The feeling rapidly turned into the heat of rage, though, when she replayed Galen's words in her mind. "He's been avoiding me ever since we came here!" She pushed away from the table and began to pace the room.
"And then he comes here and complains that I haven't been sitting at this table for the whole time, hands daintily folded in my lap, waiting for him to come home, or come to his senses! He's just the same overbearing, snide, entitled jerk as his father! I never understood how Ann could put up with him! Maybe she just fell for his charm? I know," she told a silent Alan, "it's hard to believe Yalu could have a charming side, but Mothers, right now it's hard to remember Galen's charming side, too!"
She brushed against the table, and a small mountain of scrolls began to slide, and tumbled to the floor. With a huff, she bent down to gather them and threw them back onto the table.
"You know," she spun around to Alan, who had put his leatherwork aside and was watching her with a worried expression, "maybe I just fell too fast for him. Maybe... maybe we're not right for each other. I was... nobody wanted me, ever."
It was painful to say it out loud, even more painful than all the times she had only thought it, when she had been crying into her pillow. "I was this weird Chimp girl that grew up among Orangutans. The other Chimps shunned me because I wasn't a 'real Chimp', and the Orangutans shunned be because I was a Chimp." She swallowed and wandered over to the window. Looking down into the garden was easier than looking into the face of her human.
"And then Galen came along," she continued, "and asked me out, and helped me to rescue you, and made me believe he cared for me... for me. And I wanted that so much to be true. That feeling of being special for someone... of being wanted." She felt tired all of a sudden. The rage, the pain, were gone, leaving her drained. She turned around to face Alan.
"But now I wonder if it was really me he wanted," she continued, "or if it wasn't you. He was terribly eager to meet you. You were 'so interesting', as he put it. And I was maybe just a means to get access." She hadn't expected to feel so bitter about that revelation.
"I don't know how he felt then," Alan said softly, "but I saw him when you were injured after we escaped that ruined city.
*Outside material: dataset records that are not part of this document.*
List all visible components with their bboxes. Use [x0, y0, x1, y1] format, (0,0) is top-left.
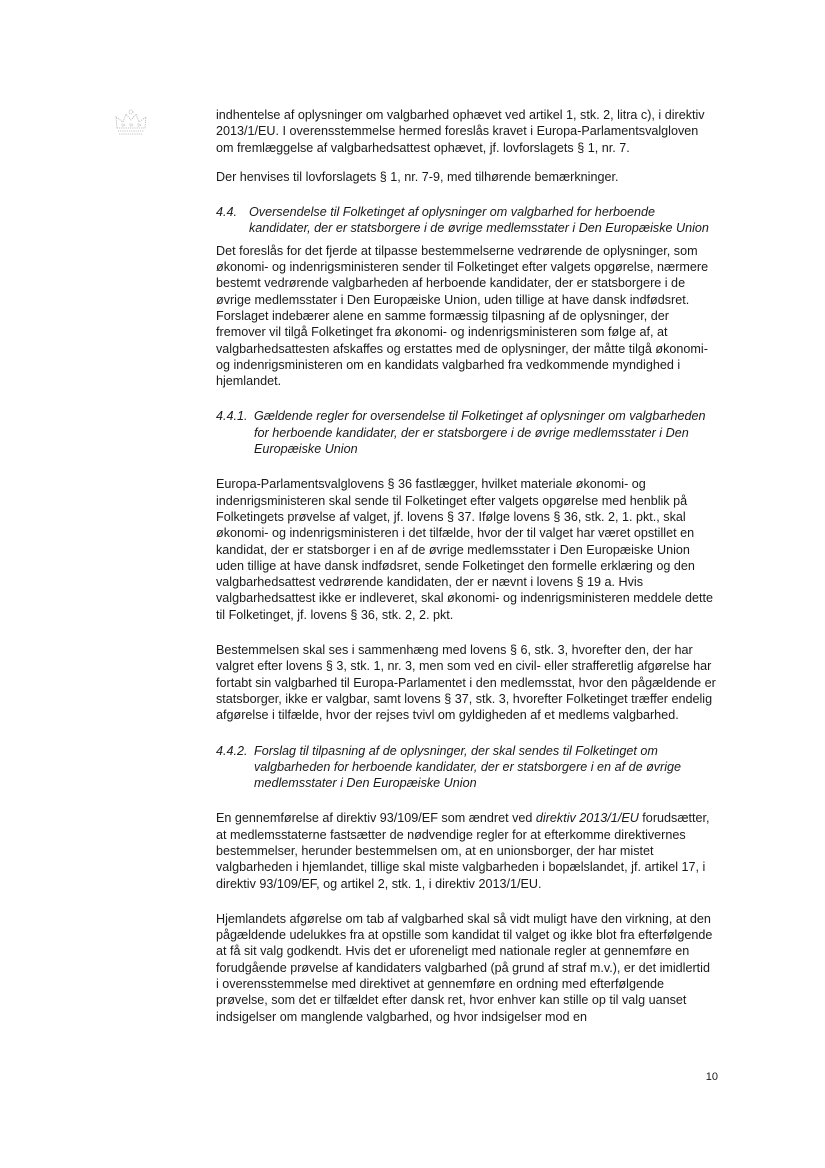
crown-icon [113, 108, 149, 138]
directive-reference: direktiv 2013/1/EU [535, 811, 639, 826]
heading-4-4-2-number: 4.4.2. [216, 743, 248, 758]
document-body [216, 107, 716, 1025]
paragraph-directive-part-a: En gennemførelse af direktiv 93/109/EF som ændret ved [216, 811, 536, 826]
heading-4-4-1 [216, 408, 716, 457]
paragraph-intro: indhentelse af oplysninger om valgbarhed ophævet ved artikel 1, stk. 2, litra c), i direktiv 2013/1/EU. I overensstemmelse hermed foreslås kravet i Europa-Parlamentsvalgloven om fremlæggelse af valgbarhedsattest ophævet, jf. lovforslagets § 1, nr. 7. [216, 108, 705, 155]
paragraph-home-country: Hjemlandets afgørelse om tab af valgbarhed skal så vidt muligt have den virkning, at den pågældende udelukkes fra at opstille som kandidat til valget og ikke blot fra efterfølgende at få sit valg godkendt. Hvis det er uforeneligt med nationale regler at gennemføre en forudgående prøvelse af kandidaters valgbarhed (på grund af straf m.v.), er det imidlertid i overensstemmelse med direktivet at gennemføre en ordning med efterfølgende prøvelse, som det er tilfældet efter dansk ret, hvor enhver kan stille op til valg uanset indsigelser om manglende valgbarhed, og hvor indsigelser mod en [216, 911, 713, 1024]
heading-4-4-1-text: Gældende regler for oversendelse til Folketinget af oplysninger om valgbarheden for herboende kandidater, der er statsborgere i de øvrige medlemsstater i Den Europæiske Union [254, 409, 706, 457]
paragraph-directive-part-b: forudsætter, at medlemsstaterne fastsætter de nødvendige regler for at efterkomme direktivernes bestemmelser, herunder bestemmelsen om, at en unionsborger, der har mistet valgbarheden i hjemlandet, tillige skal miste valgbarheden i bopælslandet, jf. artikel 17, i direktiv 93/109/EF, og artikel 2, stk. 1, i direktiv 2013/1/EU. [216, 811, 710, 891]
paragraph-reference: Der henvises til lovforslagets § 1, nr. 7-9, med tilhørende bemærkninger. [216, 169, 619, 184]
heading-4-4-2 [216, 743, 716, 792]
heading-4-4-2-text: Forslag til tilpasning af de oplysninger, der skal sendes til Folketinget om valgbarheden for herboende kandidater, der er statsborgere i en af de øvrige medlemsstater i Den Europæiske Union [254, 743, 682, 791]
page-number: 10 [705, 1071, 718, 1083]
heading-4-4-1-number: 4.4.1. [216, 409, 248, 424]
heading-4-4-text: Oversendelse til Folketinget af oplysninger om valgbarhed for herboende kandidater, der er statsborgere i de øvrige medlemsstater i Den Europæiske Union [249, 205, 709, 236]
heading-4-4-number: 4.4. [216, 205, 238, 220]
paragraph-context: Bestemmelsen skal ses i sammenhæng med lovens § 6, stk. 3, hvorefter den, der har valgret efter lovens § 3, stk. 1, nr. 3, men som ved en civil- eller strafferetlig afgørelse har fortabt sin valgbarhed til Europa-Parlamentet i den medlemsstat, hvor den pågældende er statsborger, ikke er valgbar, samt lovens § 37, stk. 3, hvorefter Folketinget træffer endelig afgørelse i tilfælde, hvor der rejses tvivl om gyldigheden af et medlems valgbarhed. [216, 643, 716, 723]
paragraph-directive [216, 810, 716, 891]
paragraph-current-rules: Europa-Parlamentsvalglovens § 36 fastlægger, hvilket materiale økonomi- og indenrigsministeren skal sende til Folketinget efter valgets opgørelse med henblik på Folketingets prøvelse af valget, jf. lovens § 37. Ifølge lovens § 36, stk. 2, 1. pkt., skal økonomi- og indenrigsministeren i det tilfælde, hvor der til valget har været opstillet en kandidat, der er statsborger i en af de øvrige medlemsstater i Den Europæiske Union uden tillige at have dansk indfødsret, sende Folketinget den formelle erklæring og den valgbarhedsattest vedrørende kandidaten, der er nævnt i lovens § 19 a. Hvis valgbarhedsattest ikke er indleveret, skal økonomi- og indenrigsministeren meddele dette til Folketinget, jf. lovens § 36, stk. 2, 2. pkt. [216, 477, 714, 622]
heading-4-4 [216, 204, 716, 237]
paragraph-proposal: Det foreslås for det fjerde at tilpasse bestemmelserne vedrørende de oplysninger, som økonomi- og indenrigsministeren sender til Folketinget efter valgets opgørelse, nærmere bestemt vedrørende valgbarheden af herboende kandidater, der er statsborgere i de øvrige medlemsstater i Den Europæiske Union, uden tillige at have dansk indfødsret. Forslaget indebærer alene en samme formæssig tilpasning af de oplysninger, der fremover vil tilgå Folketinget fra økonomi- og indenrigsministeren som følge af, at valgbarhedsattesten afskaffes og erstattes med de oplysninger, der måtte tilgå økonomi- og indenrigsministeren om en kandidats valgbarhed fra vedkommende myndighed i hjemlandet. [216, 243, 709, 389]
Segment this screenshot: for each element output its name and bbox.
He does love you, Zana, and he's jealous because he fears he could lose you to this young guard."
"We didn't really have time to get to know each other," Zana insisted. "Everything developed so quickly! I had only known him for a quartermoon when we had to flee. And... ever since that day, there was never really time to get to know each other. To..." she shrugged and laughed a small, embarrassed laugh, "to go on another date, talk about other things than escape routes, or Urko's next move, or which identities to choose..."
"Well, you have that chance now," Alan pointed out. "There's no reason why you shouldn't have dinner with Galen in that tavern, instead of that officer."
"I already said it," Zana huffed, "those were business meetings! They were about Felga's case, and this," she sat down and gestured at the scrolls on the table, "could save a man's life! And I don't know about you, but a man's life is more important now than another man's pride!"
Alan turned up his palm in a gesture of silent agreement, but Zana found she couldn't focus on Felga's notes anymore. She was too agitated to sift through the woman's scrawl. With a sigh, she rose from the table yet again and went to the humans' room.
It was Peet's free day, and she needed to relax.